Danford Laboratories continued to grow. Another partner joined the 
business to market the new line of products, their own brand of 
toiletries and cosmetics under the brand name “Belina”. 
A fourth partner, Knud Kristensen a builder who owned the factory 
premises, joined the business.


It was the late 1960s, ten years after the Sørensens had arrived in New 
Zealand, the business was growing and import restrictions were 
working in NZ small business’s favour. They needed to expand 
and decided to build their own factory in Mangere which Knud 
Kristensen, built. Those were exciting days and at the height of the 
business there were 30 people employed in the factory.

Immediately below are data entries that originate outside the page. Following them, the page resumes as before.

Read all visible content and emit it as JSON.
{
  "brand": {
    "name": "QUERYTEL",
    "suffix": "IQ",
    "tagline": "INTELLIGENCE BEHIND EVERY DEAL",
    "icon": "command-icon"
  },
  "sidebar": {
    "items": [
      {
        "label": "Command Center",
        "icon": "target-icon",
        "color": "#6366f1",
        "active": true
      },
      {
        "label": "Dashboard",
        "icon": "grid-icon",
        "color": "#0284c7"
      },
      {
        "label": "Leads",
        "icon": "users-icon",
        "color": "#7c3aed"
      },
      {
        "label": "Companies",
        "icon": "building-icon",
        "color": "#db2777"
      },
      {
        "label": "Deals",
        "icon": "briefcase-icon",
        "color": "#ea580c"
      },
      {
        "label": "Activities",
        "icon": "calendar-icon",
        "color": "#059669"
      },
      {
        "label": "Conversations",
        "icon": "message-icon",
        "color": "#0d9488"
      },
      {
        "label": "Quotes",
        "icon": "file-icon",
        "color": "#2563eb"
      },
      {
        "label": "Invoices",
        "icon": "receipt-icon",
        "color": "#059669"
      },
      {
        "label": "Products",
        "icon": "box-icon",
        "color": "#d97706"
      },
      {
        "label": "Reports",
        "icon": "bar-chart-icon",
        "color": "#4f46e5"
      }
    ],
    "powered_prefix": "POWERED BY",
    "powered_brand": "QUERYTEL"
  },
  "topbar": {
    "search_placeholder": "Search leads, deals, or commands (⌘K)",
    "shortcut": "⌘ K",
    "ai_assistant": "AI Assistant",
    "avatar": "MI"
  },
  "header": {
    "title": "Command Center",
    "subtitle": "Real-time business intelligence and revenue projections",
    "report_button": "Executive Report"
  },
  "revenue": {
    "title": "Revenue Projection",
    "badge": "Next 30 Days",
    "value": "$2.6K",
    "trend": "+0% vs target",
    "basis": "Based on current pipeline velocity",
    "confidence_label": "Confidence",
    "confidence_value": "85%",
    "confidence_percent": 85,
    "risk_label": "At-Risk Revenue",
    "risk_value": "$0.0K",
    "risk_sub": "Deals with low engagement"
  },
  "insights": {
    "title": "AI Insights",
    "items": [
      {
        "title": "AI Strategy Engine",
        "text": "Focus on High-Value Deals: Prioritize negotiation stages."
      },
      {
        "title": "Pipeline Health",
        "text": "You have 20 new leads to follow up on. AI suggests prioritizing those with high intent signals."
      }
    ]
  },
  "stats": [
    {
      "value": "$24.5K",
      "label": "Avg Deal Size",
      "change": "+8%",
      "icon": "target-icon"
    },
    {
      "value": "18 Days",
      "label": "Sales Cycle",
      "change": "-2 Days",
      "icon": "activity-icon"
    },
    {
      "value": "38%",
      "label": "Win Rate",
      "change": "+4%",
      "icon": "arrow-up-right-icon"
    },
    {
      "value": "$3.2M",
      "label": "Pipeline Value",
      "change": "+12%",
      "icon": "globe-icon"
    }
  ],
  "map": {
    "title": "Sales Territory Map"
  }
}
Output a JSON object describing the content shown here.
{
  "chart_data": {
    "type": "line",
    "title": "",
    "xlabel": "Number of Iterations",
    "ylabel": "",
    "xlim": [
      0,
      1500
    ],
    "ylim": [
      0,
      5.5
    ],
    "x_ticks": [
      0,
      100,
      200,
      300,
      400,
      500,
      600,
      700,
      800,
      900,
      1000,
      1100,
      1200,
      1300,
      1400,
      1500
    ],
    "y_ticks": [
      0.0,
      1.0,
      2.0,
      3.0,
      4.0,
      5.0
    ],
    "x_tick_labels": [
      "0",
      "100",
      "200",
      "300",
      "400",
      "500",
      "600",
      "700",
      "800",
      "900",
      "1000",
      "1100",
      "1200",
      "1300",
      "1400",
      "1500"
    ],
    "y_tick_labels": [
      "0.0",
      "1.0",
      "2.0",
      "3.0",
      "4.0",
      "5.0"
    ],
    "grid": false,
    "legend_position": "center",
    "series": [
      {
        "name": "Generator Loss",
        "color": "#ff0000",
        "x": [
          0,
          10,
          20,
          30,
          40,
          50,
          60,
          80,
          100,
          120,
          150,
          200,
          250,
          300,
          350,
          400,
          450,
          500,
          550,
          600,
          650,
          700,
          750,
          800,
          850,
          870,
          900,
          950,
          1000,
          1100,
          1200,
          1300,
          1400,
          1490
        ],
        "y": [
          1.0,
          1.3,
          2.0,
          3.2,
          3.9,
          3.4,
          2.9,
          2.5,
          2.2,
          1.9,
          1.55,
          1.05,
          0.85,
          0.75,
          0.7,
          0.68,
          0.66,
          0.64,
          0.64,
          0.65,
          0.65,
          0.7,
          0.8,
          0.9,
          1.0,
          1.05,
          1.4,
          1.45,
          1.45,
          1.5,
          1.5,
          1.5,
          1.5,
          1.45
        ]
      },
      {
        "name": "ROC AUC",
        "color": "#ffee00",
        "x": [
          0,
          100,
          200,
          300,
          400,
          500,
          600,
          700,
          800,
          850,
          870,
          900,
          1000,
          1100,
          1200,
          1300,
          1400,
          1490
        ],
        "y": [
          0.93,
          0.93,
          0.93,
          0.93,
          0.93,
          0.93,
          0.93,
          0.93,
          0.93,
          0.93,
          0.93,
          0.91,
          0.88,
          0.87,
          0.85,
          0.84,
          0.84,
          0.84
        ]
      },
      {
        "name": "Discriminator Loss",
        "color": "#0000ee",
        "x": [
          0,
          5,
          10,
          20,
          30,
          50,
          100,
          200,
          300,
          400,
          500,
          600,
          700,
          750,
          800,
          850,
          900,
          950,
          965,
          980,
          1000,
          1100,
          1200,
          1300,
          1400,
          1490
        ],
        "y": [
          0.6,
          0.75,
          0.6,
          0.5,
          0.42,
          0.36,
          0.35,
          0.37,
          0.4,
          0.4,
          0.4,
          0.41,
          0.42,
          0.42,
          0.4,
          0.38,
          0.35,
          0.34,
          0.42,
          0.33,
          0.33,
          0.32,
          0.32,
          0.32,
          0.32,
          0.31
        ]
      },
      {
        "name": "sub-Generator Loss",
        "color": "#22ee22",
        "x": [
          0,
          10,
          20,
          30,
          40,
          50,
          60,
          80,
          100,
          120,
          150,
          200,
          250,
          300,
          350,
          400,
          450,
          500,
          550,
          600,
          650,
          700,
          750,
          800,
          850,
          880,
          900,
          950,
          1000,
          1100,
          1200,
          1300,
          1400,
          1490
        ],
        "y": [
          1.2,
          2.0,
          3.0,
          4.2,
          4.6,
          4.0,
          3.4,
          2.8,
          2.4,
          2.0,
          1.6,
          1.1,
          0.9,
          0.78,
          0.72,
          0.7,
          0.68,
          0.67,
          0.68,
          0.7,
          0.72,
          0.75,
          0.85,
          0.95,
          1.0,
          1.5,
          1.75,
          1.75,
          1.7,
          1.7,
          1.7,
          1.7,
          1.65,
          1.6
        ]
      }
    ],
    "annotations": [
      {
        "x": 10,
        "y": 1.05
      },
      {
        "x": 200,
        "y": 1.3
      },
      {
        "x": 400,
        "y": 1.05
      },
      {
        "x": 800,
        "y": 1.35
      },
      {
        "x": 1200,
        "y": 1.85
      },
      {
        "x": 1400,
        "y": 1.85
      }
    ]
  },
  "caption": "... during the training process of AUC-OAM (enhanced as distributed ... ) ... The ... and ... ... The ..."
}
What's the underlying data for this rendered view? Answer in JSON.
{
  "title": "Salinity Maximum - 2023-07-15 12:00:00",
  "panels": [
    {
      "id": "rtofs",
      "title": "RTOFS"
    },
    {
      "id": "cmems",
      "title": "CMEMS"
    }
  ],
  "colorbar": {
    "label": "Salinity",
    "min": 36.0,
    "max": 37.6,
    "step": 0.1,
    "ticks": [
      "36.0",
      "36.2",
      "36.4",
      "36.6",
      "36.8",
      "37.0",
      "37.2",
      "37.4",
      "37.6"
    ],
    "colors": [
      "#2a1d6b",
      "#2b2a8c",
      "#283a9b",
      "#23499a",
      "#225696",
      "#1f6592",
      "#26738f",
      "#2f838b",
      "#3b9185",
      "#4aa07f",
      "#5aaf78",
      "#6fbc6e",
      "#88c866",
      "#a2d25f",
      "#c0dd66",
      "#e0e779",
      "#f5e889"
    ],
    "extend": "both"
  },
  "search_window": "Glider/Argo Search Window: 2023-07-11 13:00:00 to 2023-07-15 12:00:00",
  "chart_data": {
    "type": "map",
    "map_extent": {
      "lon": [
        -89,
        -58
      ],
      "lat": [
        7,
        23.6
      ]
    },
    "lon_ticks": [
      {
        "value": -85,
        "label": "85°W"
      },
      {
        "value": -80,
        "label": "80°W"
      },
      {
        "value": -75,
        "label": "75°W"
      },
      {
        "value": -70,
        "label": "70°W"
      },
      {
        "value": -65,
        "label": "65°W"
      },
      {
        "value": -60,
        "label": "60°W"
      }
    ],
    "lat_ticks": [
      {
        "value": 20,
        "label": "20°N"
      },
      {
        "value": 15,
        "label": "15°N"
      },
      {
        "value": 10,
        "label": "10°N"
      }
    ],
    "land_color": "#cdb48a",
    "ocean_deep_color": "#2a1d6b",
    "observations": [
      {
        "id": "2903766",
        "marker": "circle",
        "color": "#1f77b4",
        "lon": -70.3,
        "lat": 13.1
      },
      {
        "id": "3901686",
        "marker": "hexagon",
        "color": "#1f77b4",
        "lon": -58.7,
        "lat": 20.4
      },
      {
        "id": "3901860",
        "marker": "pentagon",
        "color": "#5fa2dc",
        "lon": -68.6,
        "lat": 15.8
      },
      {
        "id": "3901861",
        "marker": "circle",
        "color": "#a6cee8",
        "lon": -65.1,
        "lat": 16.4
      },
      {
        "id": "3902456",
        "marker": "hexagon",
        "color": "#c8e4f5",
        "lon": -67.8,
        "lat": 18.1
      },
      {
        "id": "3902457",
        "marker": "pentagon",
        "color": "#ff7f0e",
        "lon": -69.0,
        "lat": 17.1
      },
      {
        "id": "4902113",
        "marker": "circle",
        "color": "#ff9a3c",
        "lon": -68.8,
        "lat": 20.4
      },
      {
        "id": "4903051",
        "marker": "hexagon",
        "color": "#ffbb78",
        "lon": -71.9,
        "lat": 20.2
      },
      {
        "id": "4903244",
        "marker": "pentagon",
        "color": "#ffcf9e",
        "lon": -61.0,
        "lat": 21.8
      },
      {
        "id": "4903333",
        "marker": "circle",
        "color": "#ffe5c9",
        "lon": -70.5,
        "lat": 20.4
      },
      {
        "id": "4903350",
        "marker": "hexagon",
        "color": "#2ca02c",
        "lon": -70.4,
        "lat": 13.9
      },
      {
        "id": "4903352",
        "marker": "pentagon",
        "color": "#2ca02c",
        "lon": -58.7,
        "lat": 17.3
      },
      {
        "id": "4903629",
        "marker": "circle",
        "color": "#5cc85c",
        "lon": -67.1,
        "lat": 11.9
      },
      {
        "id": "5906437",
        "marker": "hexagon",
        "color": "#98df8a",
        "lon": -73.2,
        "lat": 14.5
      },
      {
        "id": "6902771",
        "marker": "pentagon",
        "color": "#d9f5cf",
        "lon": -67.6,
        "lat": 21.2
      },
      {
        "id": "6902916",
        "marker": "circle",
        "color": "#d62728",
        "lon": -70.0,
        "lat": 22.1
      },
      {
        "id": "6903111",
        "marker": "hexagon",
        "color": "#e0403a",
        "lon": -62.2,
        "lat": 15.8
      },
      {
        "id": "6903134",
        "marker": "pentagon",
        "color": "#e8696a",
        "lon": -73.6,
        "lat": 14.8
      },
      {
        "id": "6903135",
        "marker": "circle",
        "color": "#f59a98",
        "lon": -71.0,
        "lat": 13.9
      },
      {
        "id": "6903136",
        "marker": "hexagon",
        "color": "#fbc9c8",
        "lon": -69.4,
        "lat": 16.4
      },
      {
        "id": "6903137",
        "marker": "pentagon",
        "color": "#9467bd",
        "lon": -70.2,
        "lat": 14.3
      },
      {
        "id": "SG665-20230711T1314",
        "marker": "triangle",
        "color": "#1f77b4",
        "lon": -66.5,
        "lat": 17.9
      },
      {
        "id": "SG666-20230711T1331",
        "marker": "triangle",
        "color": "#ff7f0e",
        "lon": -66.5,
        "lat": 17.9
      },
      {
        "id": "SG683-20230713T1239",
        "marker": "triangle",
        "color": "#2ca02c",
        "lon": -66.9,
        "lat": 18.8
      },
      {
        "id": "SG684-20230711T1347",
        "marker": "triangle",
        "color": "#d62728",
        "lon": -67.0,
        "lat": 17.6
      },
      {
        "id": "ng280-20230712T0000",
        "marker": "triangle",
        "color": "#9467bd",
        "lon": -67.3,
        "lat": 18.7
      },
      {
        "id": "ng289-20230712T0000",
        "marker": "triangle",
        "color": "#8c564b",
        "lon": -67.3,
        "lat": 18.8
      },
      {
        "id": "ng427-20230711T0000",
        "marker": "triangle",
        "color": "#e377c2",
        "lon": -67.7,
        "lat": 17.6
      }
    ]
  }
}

At home, Lilly looked after the growing family of now four children. 
A new baby daughter was born to the family in 1962 here in Auckland. 
Lilly coped with a new country, a new baby, and running the household. 
Later when the children were at school, she was the wages clerk in the 
business and at age 45, she even obtained her driving licence.

Looking back


On looking back at their early life in New Zealand, Lilly has no regrets. Tage 
used his entrepreneurial skills to establish a good and lasting 
business. She supported him all the way. In their social life, there 
were plenty of opportunities for Tage to express his thespian skills, 
through the Danish Society’s “revys”, and theatre 
and social evenings. They gained a circle of good friends. Lilly 
feels they became Danish here in New Zealand, as so many of their 
friends were Danish.


Tage retired at age 61, because of his health. This gave him time, among 
other interests, to express his creative skills in painting, which 
is decorating Lilly’s home. Tage and Lilly celebrated their 
60th wedding anniversary in 2005 with their large extended family and 
friends. It was a very festive occasion. Tage became increasingly frail 
and in 2009 at age 88 passed away.

Some of the highlights of coming to New Zealand for Lilly have been to see her 
children and grandchildren grow up and develop abilities in this 
country.

Lilly puts it this way “My eyes are failing now, but it is up to me how I 
look at life and I have seen it positively even in tough times.”